Stuttgarter Zeitung Südwestdeutsche Zeitung 12.1.1999



Alte Villa darf abgerissen werden

Regierungspräsidium Stuttgart verzichtet auf ein Kulturdenkmal in Heidenheim

HEIDENHEIM. Der Heidenheimer Papierfabrikant Heinrich Voelter gilt als Miterfinder moderner Papierherstellung und damit auch als Ahnherr des Papiermaschinenherstellers Voith. Seine Villa ist ein Kulturdenkmal. Trotzdem darf sie abgebrochen werden.

Von Annegert Bock

Auf Antrag der Stadt Heidenheim hat das Regierungspräsidium Stuttgart seine Zustimmung zum Abbruch der Gebäude Voelter-Straße 14 und 14/1 in Heidenheim erteilt. Es handelt sich dabei um Villa und Remise von Heinrich Voelter, der als angesehener Heidenheimer Bürger von 1856 bis 1861 auch Mitglied des Parlaments in Stuttgart war.

Voelter ist die Fortentwicklung einer bahnbrechenden Erfindung zu danken, nämlich die Herstellung von Papier aus Holz. Seine einst herrschaftliche Villa hat seit den sechziger Jahren dieses Jahrhunderts bereits viel von ihrem Glanz verloren. Sie trägt heute den Namen ¸¸Villa Taubenschlag'' und dient als Jugendhaus der Stadt Heidenheim. Die Villa soll weichen, damit ein Investor das Grundstück, das den Namen des Archäologen Kurt Bittel trägt, kaufen und bebauen kann. Damit soll der nördlichen Fußgängerzone der Stadt ein städtebaulicher Akzent verliehen werden.
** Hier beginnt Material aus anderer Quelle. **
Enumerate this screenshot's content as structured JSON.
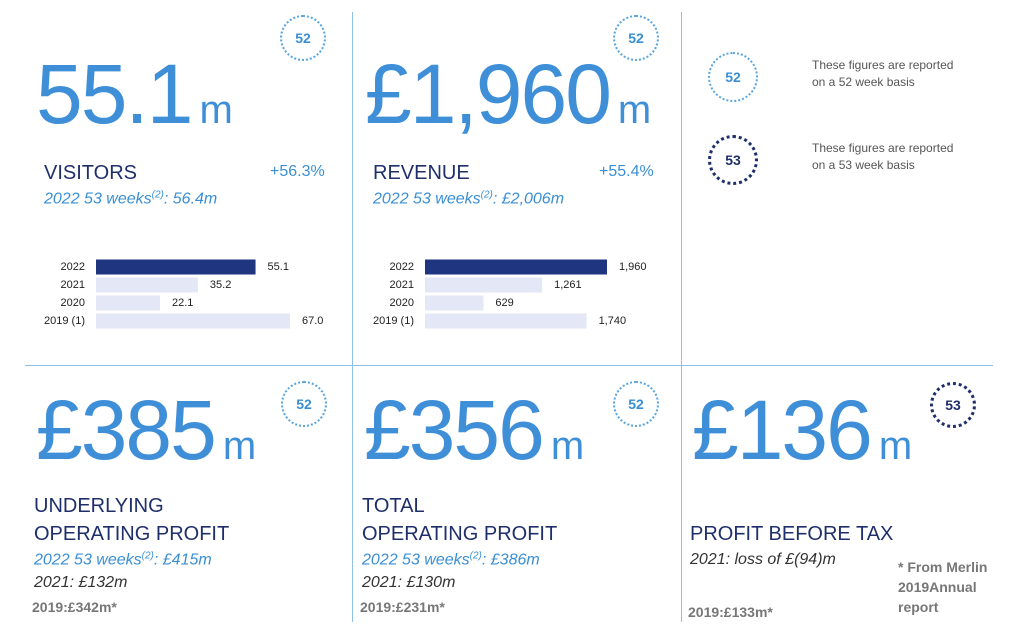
{
  "kpis": [
    {
      "badge": "52",
      "value": "55.1",
      "unit": "m",
      "label": [
        "VISITORS"
      ],
      "change": "+56.3%",
      "note": {
        "text": "2022 53 weeks",
        "sup": "(2)",
        "rest": ": 56.4m"
      },
      "chart": {
        "type": "bar",
        "categories": [
          "2022",
          "2021",
          "2020",
          "2019 (1)"
        ],
        "values": [
          55.1,
          35.2,
          22.1,
          67.0
        ],
        "value_labels": [
          "55.1",
          "35.2",
          "22.1",
          "67.0"
        ],
        "colors": [
          "#1f3580",
          "#e4e7f6",
          "#e4e7f6",
          "#e4e7f6"
        ]
      }
    },
    {
      "badge": "52",
      "value": "£1,960",
      "unit": "m",
      "label": [
        "REVENUE"
      ],
      "change": "+55.4%",
      "note": {
        "text": "2022 53 weeks",
        "sup": "(2)",
        "rest": ": £2,006m"
      },
      "chart": {
        "type": "bar",
        "categories": [
          "2022",
          "2021",
          "2020",
          "2019 (1)"
        ],
        "values": [
          1960,
          1261,
          629,
          1740
        ],
        "value_labels": [
          "1,960",
          "1,261",
          "629",
          "1,740"
        ],
        "colors": [
          "#1f3580",
          "#e4e7f6",
          "#e4e7f6",
          "#e4e7f6"
        ]
      }
    },
    {
      "badge": "52",
      "value": "£385",
      "unit": "m",
      "label": [
        "UNDERLYING",
        "OPERATING PROFIT"
      ],
      "note": {
        "text": "2022 53 weeks",
        "sup": "(2)",
        "rest": ": £415m"
      },
      "prior": "2021: £132m",
      "extra": "2019:£342m*"
    },
    {
      "badge": "52",
      "value": "£356",
      "unit": "m",
      "label": [
        "TOTAL",
        "OPERATING PROFIT"
      ],
      "note": {
        "text": "2022 53 weeks",
        "sup": "(2)",
        "rest": ": £386m"
      },
      "prior": "2021: £130m",
      "extra": "2019:£231m*"
    },
    {
      "badge": "53",
      "value": "£136",
      "unit": "m",
      "label": [
        "PROFIT BEFORE TAX"
      ],
      "prior": "2021: loss of £(94)m",
      "extra": "2019:£133m*"
    }
  ],
  "legend": [
    {
      "badge": "52",
      "text": [
        "These figures are reported",
        "on a 52 week basis"
      ]
    },
    {
      "badge": "53",
      "text": [
        "These figures are reported",
        "on a 53 week basis"
      ]
    }
  ],
  "footnote": [
    "* From Merlin",
    "2019Annual",
    "report"
  ]
}
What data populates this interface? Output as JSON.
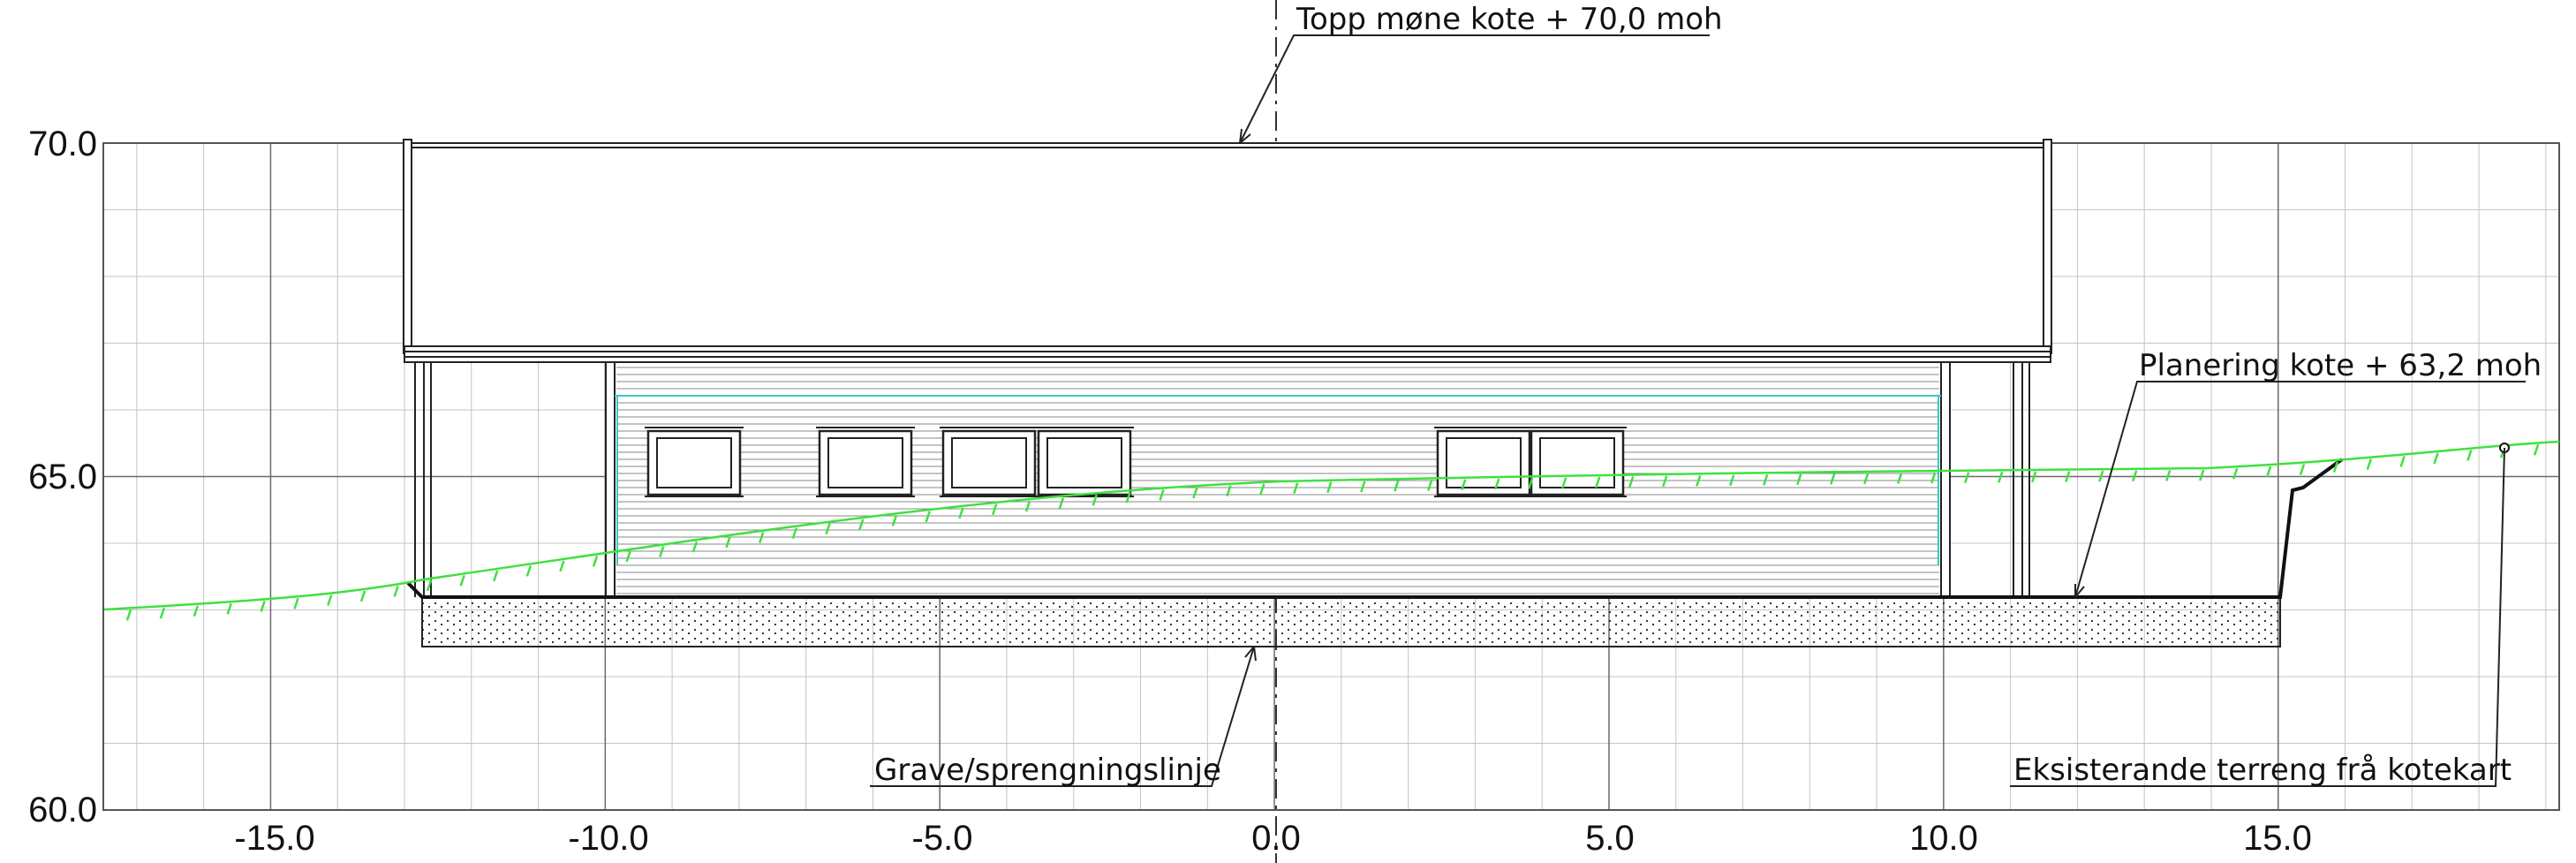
{
  "diagram": {
    "y_axis": {
      "min": 60.0,
      "max": 70.0,
      "labeled_ticks": [
        "60.0",
        "65.0",
        "70.0"
      ]
    },
    "x_axis": {
      "min": -17.5,
      "max": 19.2,
      "labeled_ticks": [
        "-15.0",
        "-10.0",
        "-5.0",
        "0.0",
        "5.0",
        "10.0",
        "15.0"
      ]
    },
    "annotations": {
      "ridge": "Topp møne kote + 70,0 moh",
      "planering": "Planering kote + 63,2 moh",
      "excavation": "Grave/sprengningslinje",
      "existing_terrain": "Eksisterande terreng frå kotekart"
    },
    "levels": {
      "ridge_level": 70.0,
      "planering_level": 63.2
    },
    "colors": {
      "grid_major": "#6a6a6a",
      "grid_minor": "#c4c4c4",
      "building_line": "#222222",
      "terrain": "#40e040",
      "wall_accent": "#3cc8c8"
    }
  }
}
¸¸Ohne Abriß der Villa war einfach kein Investor zu finden'', berichtet Wolfgang Heinecker, der Sprecher der Stadt. In der Mitteilung des Regierungspräsidums ist von ¸¸hochrangigen städtebaulichen Gesichtspunkten'' die Rede. Das Bittelsche Grundstück gehöre zu den wertvollsten Flächen in der Kernstadt. Deshalb entschied das Regierungspräsidium, daß das Erhaltungsinteresse an dem Kulturdenkmal nicht höher als das Interesse der Stadt an einer Neubebauung des gesamten Areals zu werten sei.

Letzthin geht es auch darum, mehr zahlendes Publikum in den nördlichen Teil der Stadt zu bringen. Der Bestand eines bereits existierenden Kaufhauses wäre sonst gefährdet, erklärt Heinecker. Von den Jugendlichen seien keine Proteste zu erwarten. Sie hätten bereits Alternativen erarbeitet. Ein ehemaliger Lokschuppen, der ebenfalls unter Denkmalschutz steht, soll zum neuen Jugendhaus werden. Um das zu finanzieren, müßte aber die Villa Taubenschlag verkauft werden. Für die Landesgartenschau im Jahr 2006 ist der Rundtausch schon fest eingeplant, der aufgemöbelte Jugend-Lok-Schuppen soll dann zum Eingang für die Blumenschau werden.

Urspünglich wollte die Stadt Heidenheim die ihr gehörende Villa Voelter, die nach Paragraph 2 des Denkmalschutzgesetzes aus ¸¸wissenschaftlichen, künstlerischen und heimatgeschichtlichen Gründen'' als Kulturdenkmal eingestuft wurde, durchaus erhalten. Gedacht war daran, das Gemeindehaus der benachbarten katholischen Kirche St.Maria in der ehemaligen Industriellen-Villa unterzubringen. Zur Finanzierung hätte die Kirche ein ihr gehörendes Hotel verkaufen müssen, den Ottilienhof, berichtet Heinecker. Da sich kein Käufer fand, wurde der Ottilienhof zum katholischen Gemeindehaus.

Noch nicht entschieden sei, welcher Investor auf dem Gelände zum Zuge kommt. Heidenheims Oberbürgermeister Helmut Himmelsbach ist überzeugt davon, daß sich durch den Abriß der Villa eine neue städtebauliche Chance bietet. ¸¸Dabei setzte sich der ehemalige Finanzbürgermeister von Bietigheim-Bissingen durchaus für den Erhalt von denkmalgeschützten Bauten ein'', betont sein Sprecher.